As you can see, these safety factors are terrible! As far as changing the material properties, I could decrease the width or depth of the beam, but the length must stay the same.
Any insight would be appreciated, thanks! :D

Answer 1

This is a suggested procedure to achieve your goal. I'll simplify your model to a cantilever beam with a constant cross-section as shown below, and assume the critical section is located at the root of the fillet.

The first step is to determine the maximum deflection $\delta_v$.

The second step is to find out the equation for the deflection.

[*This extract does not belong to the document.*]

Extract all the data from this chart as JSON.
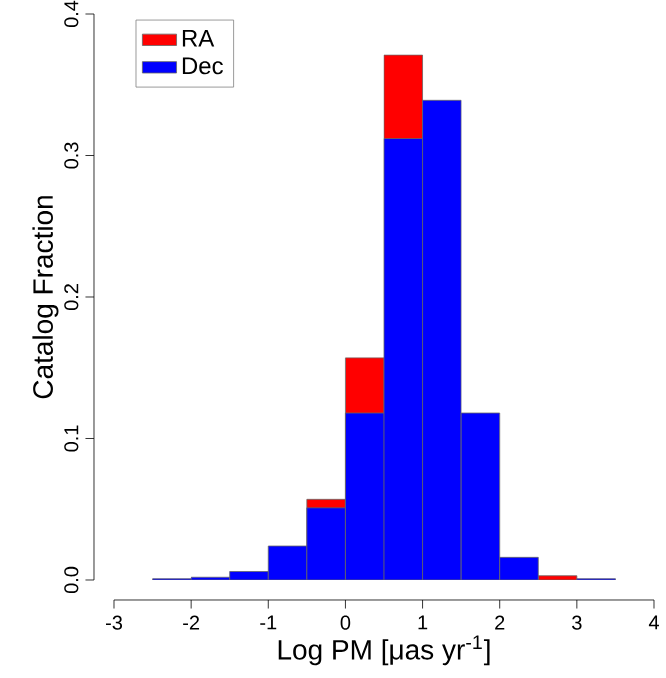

For this exercise, I'll ignore the shear deformation, but apply the method developed by Timoshenko to account for "large deflection".

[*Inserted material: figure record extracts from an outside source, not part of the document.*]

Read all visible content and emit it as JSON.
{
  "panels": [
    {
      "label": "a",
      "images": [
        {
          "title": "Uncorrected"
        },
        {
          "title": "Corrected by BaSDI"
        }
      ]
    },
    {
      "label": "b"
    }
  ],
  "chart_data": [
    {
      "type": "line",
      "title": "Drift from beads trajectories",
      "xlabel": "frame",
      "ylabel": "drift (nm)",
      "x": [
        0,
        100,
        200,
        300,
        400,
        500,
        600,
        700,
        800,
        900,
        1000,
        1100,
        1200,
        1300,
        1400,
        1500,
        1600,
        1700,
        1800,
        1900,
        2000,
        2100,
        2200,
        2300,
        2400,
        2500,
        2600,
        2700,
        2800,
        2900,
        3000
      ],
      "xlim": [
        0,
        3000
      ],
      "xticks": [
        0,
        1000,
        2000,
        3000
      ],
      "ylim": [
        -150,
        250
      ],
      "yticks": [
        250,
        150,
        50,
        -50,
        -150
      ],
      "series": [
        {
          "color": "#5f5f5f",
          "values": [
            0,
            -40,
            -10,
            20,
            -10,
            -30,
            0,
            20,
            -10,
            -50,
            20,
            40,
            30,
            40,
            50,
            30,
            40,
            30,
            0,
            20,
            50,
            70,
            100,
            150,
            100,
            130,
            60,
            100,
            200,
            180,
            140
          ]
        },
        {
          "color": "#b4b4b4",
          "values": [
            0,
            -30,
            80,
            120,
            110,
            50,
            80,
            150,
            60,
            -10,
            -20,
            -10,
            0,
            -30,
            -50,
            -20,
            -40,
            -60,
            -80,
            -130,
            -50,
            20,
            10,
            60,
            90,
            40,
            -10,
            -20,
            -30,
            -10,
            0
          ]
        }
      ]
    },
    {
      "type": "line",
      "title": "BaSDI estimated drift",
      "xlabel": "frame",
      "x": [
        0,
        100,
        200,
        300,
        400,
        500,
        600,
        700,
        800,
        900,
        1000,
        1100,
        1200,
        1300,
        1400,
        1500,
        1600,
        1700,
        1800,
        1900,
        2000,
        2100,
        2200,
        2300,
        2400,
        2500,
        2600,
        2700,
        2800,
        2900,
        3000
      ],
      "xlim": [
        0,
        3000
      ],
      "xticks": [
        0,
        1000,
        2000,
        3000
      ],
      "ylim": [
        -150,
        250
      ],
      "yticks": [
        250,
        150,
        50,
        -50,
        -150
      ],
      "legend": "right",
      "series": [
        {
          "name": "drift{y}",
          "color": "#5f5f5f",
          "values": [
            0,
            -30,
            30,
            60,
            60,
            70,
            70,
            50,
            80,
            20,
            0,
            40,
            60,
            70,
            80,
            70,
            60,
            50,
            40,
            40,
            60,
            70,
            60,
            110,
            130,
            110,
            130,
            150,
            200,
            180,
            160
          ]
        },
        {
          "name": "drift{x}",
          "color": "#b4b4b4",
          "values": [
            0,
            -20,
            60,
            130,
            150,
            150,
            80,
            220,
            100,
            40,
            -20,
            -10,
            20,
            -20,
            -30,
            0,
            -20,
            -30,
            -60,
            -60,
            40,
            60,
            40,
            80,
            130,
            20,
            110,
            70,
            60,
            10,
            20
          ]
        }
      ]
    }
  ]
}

In his book, "Mechanics of Materials", co-authored with Gere, Timoshenko provided a table for ease of pinpoint the correct equation as shown below. In the table, column (m) is the numerical value of $\dfrac{PL^2}{EI}$, and column (n) is the numerical value of $\dfrac {\delta_v}{L}$. The equation of deflection is simply (m)/(n).

• $(m)$ = $\dfrac{PL^2}{EI}$, $(n)$ = $\dfrac {\delta_v}{L}$, $\dfrac{(m)}{(n)}$ = $\dfrac{PL^2}{EI}$/$\dfrac {\delta_v}{L}$.

• Let $\lambda = \dfrac{m}{n}$ and rearrange the terms,

• $\delta_v = \dfrac {PL^3}{EI \lambda}$, or $P = \dfrac{EI \lambda\delta_v }{L^3}$.

The third step is to check shear stress:

At this point, I'll conservatively introduce the form factor to account for the escalated shear stress due to shear deformation. For a rectangular section, the form factor $f_s$ = 6/5 = 1.2, so

$\sigma = f_s*\dfrac{3P}{2A} \leq \dfrac{f_y}{n}$, where $n$ is the desired safty factor.

The fourth step is to determine the bending stress.

1. Assume elastic behavior, $\sigma_b = \dfrac{6M}{bh^2} \leq \dfrac{F_y}{n}$, or

2. assume plastic behavior, $\sigma_b = \dfrac{4nM}{bh^2} \leq F_y$

The last step is to determine $P$:

Since $M = P*a$, plug $M$ into the two equations above, you will get the $P$ that satisfies the limit of the bending stress with the desired safety factor. However, you also need to back-check/compare the $P$ derived from steps two (deflection) and three (shear stress) before making the conclusion.

If you still couldn't get satisfactory force with the desired safety factor, you will have to increase the depth/thickness of the member or adjust the deflection limit.

Hope this helps.